Halk şiirimizde de gül bülbülün nazlı yâridir. Bülbül güle kavuşamamaktan perişandır. Tükenmek bilmeyen feryat sitemler içindedir. Gülün feryadını duyanlar da onu yalnız bırakmaz, birlikte ağlarlar. "Dostlar gücenir diye cân atar gül atamam, / Her gülün yaprağında bin bülbül kanı vardır." derler. Geçmişten günümüze, hemen her halk ozanının bülbül ve gül üzerine demesi, kendi aşkıyla onların aşkını kıyaslayışı, dersler çıkarışı kendine ve dinleyenlere teselli verişi vardır. 

"Seherde ağlayan bülbül / Sen ağlama ben ağlayım" diyen Aşık Veysel'in yanık ve titrek sesini duyar gibiyim: "Ötme bülbül ötme bülbül/ Derdi derde katma bülbül / Benim derdim bana yeter / Bir dert de sen satma bülbül!" 

Bülbül-gül ve dert. Bu dert aşk derdi, özlem derdi... Kavuşmak için çırpınış ve çağlar boyu bitmez bir serenat. 

Sanırdım ki, özgürlüğe düşkün bülbüller türkülerimizin, kafeste çıtkırıldım yetişen kanaryalar da şarkılarımızın kuşları. Onlarca bülbül türküsünü bir çırpıda hatırlıyorum. "Bülbül bağa girip yapmış yuvayı" diye başlıyor Sivas ve Erzurum türküleri.Erzincan yöresinin "Bülbül havalanmış yüksekten uçar" türküsünü dinlerken kendimden geçerim. Hem Yozgat'ın, hem Diyarbakır'ın türküleri de "Bülbülün kanadı sarı" diye başlıyor. Tokat'tan Aşık Veli Aydın saza düzen veriyor ve türküsüne başlıyor: "Bülbül ne ötersin virandır bağın." Çukurovalı ozan, "Ötme garip bülbül gönül şen değil" derken, Karslı türkü yakıcılar ise, "Veten bağı el elvandır / Yoh üstünde harı bülbül. / Ömür sürmeli devrandır / Sesin gelsin sarı bülbül..." diyerek bülbül sesini vatan sesine benzetmekteler. Zavallı bülbül. Kendi derdine mi yansın, kimseyi memnun edemediğine mi? Kimi "öt" diyor, kimi "ötme".

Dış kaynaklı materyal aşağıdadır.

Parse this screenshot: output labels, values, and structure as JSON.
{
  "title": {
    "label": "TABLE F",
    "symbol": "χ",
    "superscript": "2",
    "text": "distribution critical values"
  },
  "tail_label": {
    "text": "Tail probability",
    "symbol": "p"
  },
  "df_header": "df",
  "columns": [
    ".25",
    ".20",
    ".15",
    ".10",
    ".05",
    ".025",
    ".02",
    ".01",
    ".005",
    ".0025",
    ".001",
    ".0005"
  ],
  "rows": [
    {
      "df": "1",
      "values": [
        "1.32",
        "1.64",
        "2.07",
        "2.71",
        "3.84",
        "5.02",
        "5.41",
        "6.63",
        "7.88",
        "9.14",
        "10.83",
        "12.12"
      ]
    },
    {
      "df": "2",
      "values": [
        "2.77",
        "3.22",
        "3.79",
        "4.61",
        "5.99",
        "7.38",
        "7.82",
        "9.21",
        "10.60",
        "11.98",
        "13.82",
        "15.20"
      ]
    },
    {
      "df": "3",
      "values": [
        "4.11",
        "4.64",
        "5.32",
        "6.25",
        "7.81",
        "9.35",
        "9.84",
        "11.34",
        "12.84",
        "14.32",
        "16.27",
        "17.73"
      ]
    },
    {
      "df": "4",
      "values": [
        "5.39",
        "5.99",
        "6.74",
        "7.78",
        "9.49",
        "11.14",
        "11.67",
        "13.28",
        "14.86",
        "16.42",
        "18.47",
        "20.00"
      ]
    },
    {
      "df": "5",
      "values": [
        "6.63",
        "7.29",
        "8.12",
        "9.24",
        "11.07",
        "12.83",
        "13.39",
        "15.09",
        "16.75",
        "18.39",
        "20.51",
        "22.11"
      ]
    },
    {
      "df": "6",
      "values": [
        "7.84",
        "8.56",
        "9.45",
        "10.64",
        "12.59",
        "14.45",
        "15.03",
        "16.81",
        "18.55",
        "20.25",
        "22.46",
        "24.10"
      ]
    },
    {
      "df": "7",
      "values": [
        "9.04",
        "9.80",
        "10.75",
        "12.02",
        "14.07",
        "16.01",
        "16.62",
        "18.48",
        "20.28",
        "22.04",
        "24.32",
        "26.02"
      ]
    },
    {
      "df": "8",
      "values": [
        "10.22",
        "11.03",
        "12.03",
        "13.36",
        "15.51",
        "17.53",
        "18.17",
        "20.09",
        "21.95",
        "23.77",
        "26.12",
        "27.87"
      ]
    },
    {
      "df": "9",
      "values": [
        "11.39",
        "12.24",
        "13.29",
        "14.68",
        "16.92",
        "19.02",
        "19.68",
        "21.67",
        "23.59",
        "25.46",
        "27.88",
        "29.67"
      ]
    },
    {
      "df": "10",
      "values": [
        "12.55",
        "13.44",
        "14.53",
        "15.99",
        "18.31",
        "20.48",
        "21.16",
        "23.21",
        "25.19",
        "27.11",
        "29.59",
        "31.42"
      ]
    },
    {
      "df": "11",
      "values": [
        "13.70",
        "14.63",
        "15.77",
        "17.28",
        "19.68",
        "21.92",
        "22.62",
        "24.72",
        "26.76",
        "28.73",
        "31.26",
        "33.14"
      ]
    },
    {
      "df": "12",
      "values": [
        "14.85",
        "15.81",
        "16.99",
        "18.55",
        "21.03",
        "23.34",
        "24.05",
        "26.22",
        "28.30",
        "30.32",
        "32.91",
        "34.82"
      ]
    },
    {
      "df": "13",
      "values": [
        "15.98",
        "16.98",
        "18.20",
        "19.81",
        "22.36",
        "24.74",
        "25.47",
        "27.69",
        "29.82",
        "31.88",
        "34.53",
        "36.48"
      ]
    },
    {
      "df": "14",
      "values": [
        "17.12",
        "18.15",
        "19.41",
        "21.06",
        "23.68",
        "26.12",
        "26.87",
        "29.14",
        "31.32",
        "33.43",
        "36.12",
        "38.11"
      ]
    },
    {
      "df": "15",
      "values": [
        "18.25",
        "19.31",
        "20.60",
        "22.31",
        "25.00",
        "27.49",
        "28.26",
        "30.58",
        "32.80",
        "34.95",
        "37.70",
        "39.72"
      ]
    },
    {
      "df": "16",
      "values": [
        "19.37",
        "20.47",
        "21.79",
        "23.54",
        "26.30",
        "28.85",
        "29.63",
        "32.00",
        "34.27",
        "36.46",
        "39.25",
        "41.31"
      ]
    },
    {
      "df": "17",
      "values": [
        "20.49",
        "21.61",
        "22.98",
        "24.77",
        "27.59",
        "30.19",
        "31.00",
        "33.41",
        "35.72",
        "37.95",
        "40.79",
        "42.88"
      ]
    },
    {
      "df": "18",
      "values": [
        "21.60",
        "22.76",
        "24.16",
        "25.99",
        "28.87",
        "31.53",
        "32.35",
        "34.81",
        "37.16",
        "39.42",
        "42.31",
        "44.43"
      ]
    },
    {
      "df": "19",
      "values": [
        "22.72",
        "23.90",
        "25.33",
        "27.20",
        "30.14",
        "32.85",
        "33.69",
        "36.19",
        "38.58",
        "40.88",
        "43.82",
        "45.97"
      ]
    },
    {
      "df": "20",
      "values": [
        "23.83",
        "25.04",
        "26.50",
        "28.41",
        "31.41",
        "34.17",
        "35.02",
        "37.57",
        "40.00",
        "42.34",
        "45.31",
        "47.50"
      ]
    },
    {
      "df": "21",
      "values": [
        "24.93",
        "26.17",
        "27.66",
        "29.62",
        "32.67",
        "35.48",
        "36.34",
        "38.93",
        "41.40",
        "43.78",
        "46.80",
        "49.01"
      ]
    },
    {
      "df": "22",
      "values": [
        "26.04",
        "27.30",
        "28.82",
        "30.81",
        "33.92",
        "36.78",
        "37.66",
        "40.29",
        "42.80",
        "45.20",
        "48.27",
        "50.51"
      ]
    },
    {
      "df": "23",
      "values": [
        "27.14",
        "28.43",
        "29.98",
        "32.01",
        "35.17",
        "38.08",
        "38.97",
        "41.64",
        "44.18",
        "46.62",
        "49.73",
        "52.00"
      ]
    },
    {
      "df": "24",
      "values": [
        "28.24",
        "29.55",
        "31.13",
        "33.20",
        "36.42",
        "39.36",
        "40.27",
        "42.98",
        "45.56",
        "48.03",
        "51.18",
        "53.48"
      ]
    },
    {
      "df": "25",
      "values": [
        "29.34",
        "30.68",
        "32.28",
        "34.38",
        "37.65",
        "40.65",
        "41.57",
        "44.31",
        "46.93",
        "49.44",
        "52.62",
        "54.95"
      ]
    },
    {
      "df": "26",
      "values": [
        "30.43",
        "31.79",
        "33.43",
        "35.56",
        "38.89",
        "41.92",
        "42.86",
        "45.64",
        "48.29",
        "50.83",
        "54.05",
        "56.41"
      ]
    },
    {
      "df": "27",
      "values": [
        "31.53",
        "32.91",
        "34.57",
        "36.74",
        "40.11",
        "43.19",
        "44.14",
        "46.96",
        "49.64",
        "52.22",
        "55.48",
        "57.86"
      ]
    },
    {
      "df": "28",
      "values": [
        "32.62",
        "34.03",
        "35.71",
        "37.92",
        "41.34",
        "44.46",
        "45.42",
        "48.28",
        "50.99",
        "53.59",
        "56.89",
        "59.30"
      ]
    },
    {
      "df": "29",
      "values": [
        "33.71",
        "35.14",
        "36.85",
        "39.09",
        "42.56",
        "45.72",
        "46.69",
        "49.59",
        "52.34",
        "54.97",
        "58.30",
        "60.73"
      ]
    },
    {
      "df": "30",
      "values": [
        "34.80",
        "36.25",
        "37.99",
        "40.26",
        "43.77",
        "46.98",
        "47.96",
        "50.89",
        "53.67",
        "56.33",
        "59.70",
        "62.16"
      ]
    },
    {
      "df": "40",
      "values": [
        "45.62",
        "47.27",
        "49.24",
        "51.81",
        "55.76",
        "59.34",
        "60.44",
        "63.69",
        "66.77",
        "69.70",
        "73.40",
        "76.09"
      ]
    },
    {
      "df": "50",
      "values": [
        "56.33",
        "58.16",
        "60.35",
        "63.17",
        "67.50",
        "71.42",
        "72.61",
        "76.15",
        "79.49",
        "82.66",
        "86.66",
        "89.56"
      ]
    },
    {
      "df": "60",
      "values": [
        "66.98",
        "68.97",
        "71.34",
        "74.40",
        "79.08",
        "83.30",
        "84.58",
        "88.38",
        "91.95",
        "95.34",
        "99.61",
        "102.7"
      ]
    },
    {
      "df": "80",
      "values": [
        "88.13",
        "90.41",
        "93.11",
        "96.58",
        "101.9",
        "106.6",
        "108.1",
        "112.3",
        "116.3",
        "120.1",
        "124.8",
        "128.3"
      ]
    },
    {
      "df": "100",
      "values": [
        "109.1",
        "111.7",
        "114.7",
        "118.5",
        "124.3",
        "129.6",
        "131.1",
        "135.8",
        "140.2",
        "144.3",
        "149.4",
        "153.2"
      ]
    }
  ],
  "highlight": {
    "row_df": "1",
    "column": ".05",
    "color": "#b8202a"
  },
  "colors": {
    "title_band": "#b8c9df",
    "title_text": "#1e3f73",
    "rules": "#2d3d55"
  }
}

Bülbül, türlü el sanatlarımızda, oyalarda, nakışlarda, camlarda yer almış. Beykoz'da üretilen cam türleri billurlar, opalinler ve "bülbül gözü" anlamına gelen çeşm-i bülbüller olarak anılmışlar. Bu tür cam eşyalara ışık altında çevrilerek, göze yaklaştırılıp uzaklaştırıldığında bülbül gözü gibi hareler oluşturulduğundan bu ad verilmiş. 

Ressamlar da çoğu kez gül ve bülbülü karşı karşıya koyarak, bize daha anlamlı, güzelleşmiş tablolar sunmuşlar. Bülbül üzerine en güzel şiirleri yazanlardan birisi olan Milli Şairimiz Mehmet Akif Ersoy "Gül devrinde gelseydim bülbül olurdum" diyor. Bülbül onca ozanın, bestecinin, bize yansıtmak istediği duyguların, güzelliklerin aynası, elçisi olmuş. Onun için bu günler, bülbüller ne kadar öterse ötsün. Onun sevgisi doldursun yüreklerimizi.